A more specific statistic:
Possible reason for subjective perception of bird-strikes happening more often during departure
I thought a little about it and came to following possible reason: After a bird-strike on final, the pilots will continue landing. It would be unwise not to land immediately. For the passengers it will look like a normal landing. If the bird damages the engine, there is only a small change of sound, because the engines are running very low.
However, when a bird-strike occurs while taking off, there is immediate action taken by the pilots. And because the engines are at or near full thrust, the sound of a dying engine can be perceived by the passengers.

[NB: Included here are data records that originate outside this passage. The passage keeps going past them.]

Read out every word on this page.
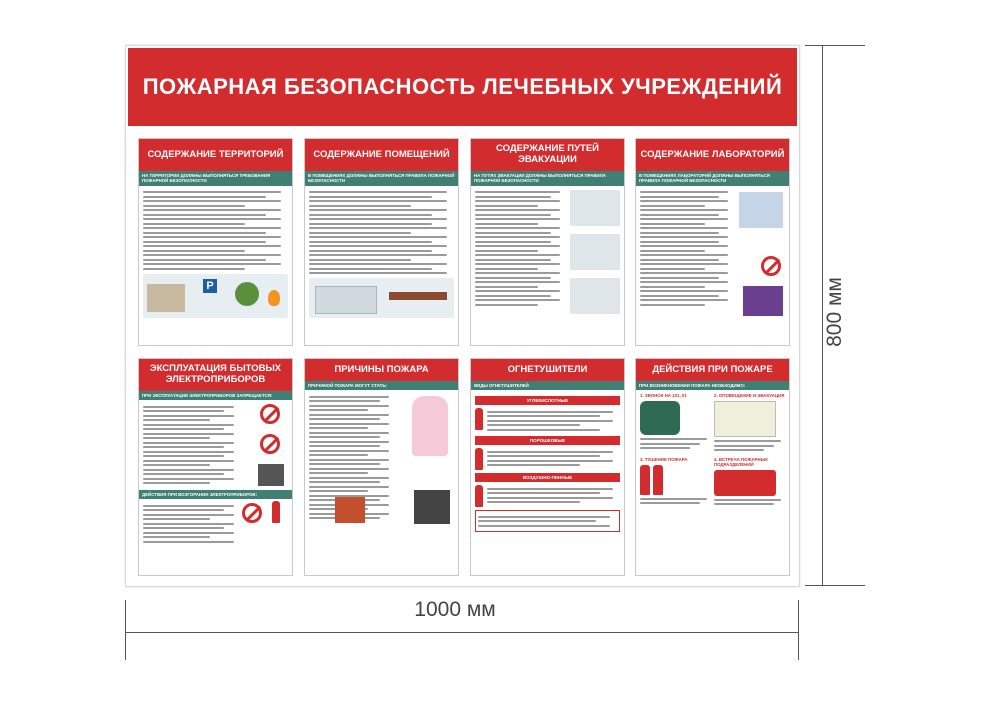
ПОЖАРНАЯ БЕЗОПАСНОСТЬ ЛЕЧЕБНЫХ УЧРЕЖДЕНИЙ
СОДЕРЖАНИЕ ТЕРРИТОРИЙ
НА ТЕРРИТОРИИ ДОЛЖНЫ ВЫПОЛНЯТЬСЯ ТРЕБОВАНИЯ ПОЖАРНОЙ БЕЗОПАСНОСТИ
P
СОДЕРЖАНИЕ ПОМЕЩЕНИЙ
В ПОМЕЩЕНИЯХ ДОЛЖНЫ ВЫПОЛНЯТЬСЯ ПРАВИЛА ПОЖАРНОЙ БЕЗОПАСНОСТИ
СОДЕРЖАНИЕ ПУТЕЙ ЭВАКУАЦИИ
НА ПУТЯХ ЭВАКУАЦИИ ДОЛЖНЫ ВЫПОЛНЯТЬСЯ ПРАВИЛА ПОЖАРНОЙ БЕЗОПАСНОСТИ
СОДЕРЖАНИЕ ЛАБОРАТОРИЙ
В ПОМЕЩЕНИЯХ ЛАБОРАТОРИЙ ДОЛЖНЫ ВЫПОЛНЯТЬСЯ ПРАВИЛА ПОЖАРНОЙ БЕЗОПАСНОСТИ
ЭКСПЛУАТАЦИЯ БЫТОВЫХ ЭЛЕКТРОПРИБОРОВ
ПРИ ЭКСПЛУАТАЦИИ ЭЛЕКТРОПРИБОРОВ ЗАПРЕЩАЕТСЯ:
ДЕЙСТВИЯ ПРИ ВОЗГОРАНИИ ЭЛЕКТРОПРИБОРОВ:
ПРИЧИНЫ ПОЖАРА
ПРИЧИНОЙ ПОЖАРА МОГУТ СТАТЬ:
ОГНЕТУШИТЕЛИ
ВИДЫ ОГНЕТУШИТЕЛЕЙ
УГЛЕКИСЛОТНЫЕ
ПОРОШКОВЫЕ
ВОЗДУШНО-ПЕННЫЕ
ДЕЙСТВИЯ ПРИ ПОЖАРЕ
ПРИ ВОЗНИКНОВЕНИИ ПОЖАРА НЕОБХОДИМО:
1. ЗВОНОК НА 101, 01	2. ОПОВЕЩЕНИЕ И ЭВАКУАЦИЯ
3. ТУШЕНИЕ ПОЖАРА	4. ВСТРЕЧА ПОЖАРНЫХ ПОДРАЗДЕЛЕНИЙ
1000 мм
800 мм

Last but not least, a departing aircraft has a much higher speed than a landing one, which means more damage.
So, for newspapers, a bird-strike at take-off is more dramatic and drama sells.
- More damage to the plane than a bird-strike on final
- Passengers not reaching their destination
- Dramatic passenger interviews about their "near-death-experience"
A newspaper is not interested in a bird-strike on final, where everything went fine and no passenger noticed anything.
To support my theorem, I googled "bird strike" and clicked on the "News"-tab. I looked through every article that had to do something with an bird-strike incident. 5 out of 6 articles were about a bird-strike on take-off. That's over 80%.
If its true that birdstrikes are more common on landing, a possible reason for this could be noise.
Aircraft taking off at 100% power are making a lot more noise than an aircraft on final at or near idle. Birds flying through the air may not hear an idling aircraft coming from behind. Keep in mind that a bird flying through the air at 30 or 40 knots has a lot of wind noise around its head, (similar to sticking your head out the window of your car), so unless the aircraft is making a lot of noise (such as during take-off) the bird may not turn its head to see the 737 approaching from behind.